混乱すればするほど、泣きそうになってきた。
「なにしてんの?」
「ッ!!?」
背後からかけられた声に驚いて思わず振り返ると、いつの間にか帰ってきたらしい陸が不思議そうな顔で立っていた。
縮こまりながら必死に何をしているのかと声をかけた陸は、まさか涙目で見上げられると思っていなかったのだろう、驚いたように目を瞬かせると優羽の隣に腰かける。
「どうかしたの?」
「~っ…りくぅ~~」
タイミングよく現れた助っ人に、優羽は抱きつかんばかりの勢いで陸に壊れた電話を差し出した。
「どうしようっ…今朝もらったばかりなのに、もう壊しちゃったの……」
「えっ?」
何のことかサッパリわからないらしい陸が、首をかしげながら半ば強引に差し出された優羽の携帯を受けとる。
それと優羽を交互に見つめながら「誰にもらったの?」と、怪訝な表情で疑問をなげかけた。
「お義父さんが仕事に行く前にくれたんだけど、使い方がよくわからなくて……説明書読んでたら、ピーっていって、真っ暗になって……どうしよう、陸!やっぱり、壊しちゃったのかなぁ?」
混乱で早口になりながら説明らしい説明も出来ずに、優羽は陸を見つめる。
陸は怪訝な表情から、難しい顔に変わり、何とも言えない表情を浮かべていた。
「どっどう?」
ただ黙って見つめてくる陸の姿に、優羽はイイ返事がくることを祈っていた。
「うーん。」
裏返したり、ボタンを押してみたり、考えるように機械に指を滑らす陸の行動をじっと見てみる。
サッパリわからない。
なんとか陸に救いの希望を見いだそうと、優羽は陸の横で大人しくジッとその様子を見守っていた。けれど、陸はフッと小さく笑いをこぼしただけで、意地悪く優羽を見つめる視線を細めてくる。
「あ~あ~。ダメだね、もうコレこのままだと動かないよ。」
「えっ!?そんなっ?!」
絶句した優羽の姿に、陸が眉を寄せて微笑んだ。
「まぁ、なんとか出来ないこともないけど?」
「ほっホントっ!?」
助かる見込みがあるのなら是が非でも教えてもらいたい。
優羽は、陸にすり寄るようにその距離を縮めてその答えを待った。
「うん、でも───」
「でも、何?」
もったいぶる陸に、優羽は真剣な顔をよせる。
何か現状を打開する方法があるのなら聞いておきたい。
「───僕もちょうど困ってるとこなんだよね。」
「陸も?」
それは意外だった。
パット見、悩みなんてなさそうだが、学校で何かイヤなことでもあったのだろうか。
「うん。もし、優羽が僕の困ってることを助けてくれるっていうなら僕も助けてあげる。」
「えっ?」
全然そんな風には見えないが、悩みごとのひとつやふたつ持っていてもおかしくないと、優羽は首をかしげた。

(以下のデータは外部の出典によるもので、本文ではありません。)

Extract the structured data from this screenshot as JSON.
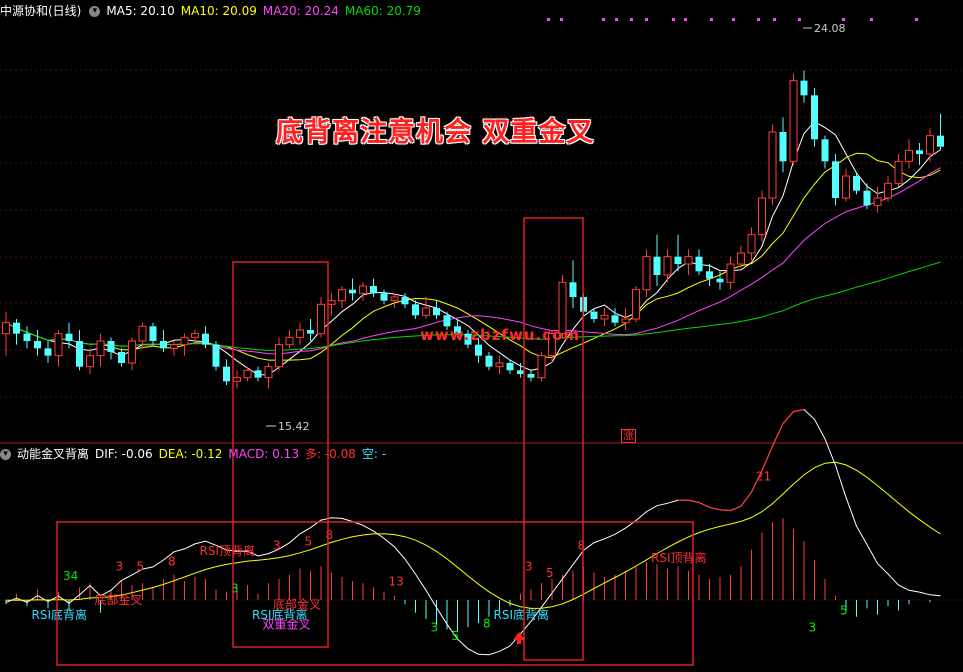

携帯の事で頭がいっぱいだったが、確かに陸の様子はいつもと違っているように見えないこともない。もっとも陸のことだから、それが悩みなのかどうなのか検討もつかない。
「私でよかったら、なんでもするよ?」
「絶対?」
「うん。」
当然だと安易にうなずいた優羽の顔は、してやったりな陸の顔をみて固まった。
にっこりと極上の笑みを浮かべる悪魔との取引は、もちろんなかったことには出来ない。
「っ!?……んっ?!」
どうしてこんなことになったのだろうか。
現状が理解できないまま、優羽はそのままソファーに押し倒されるようにして、陸に唇を奪われていた。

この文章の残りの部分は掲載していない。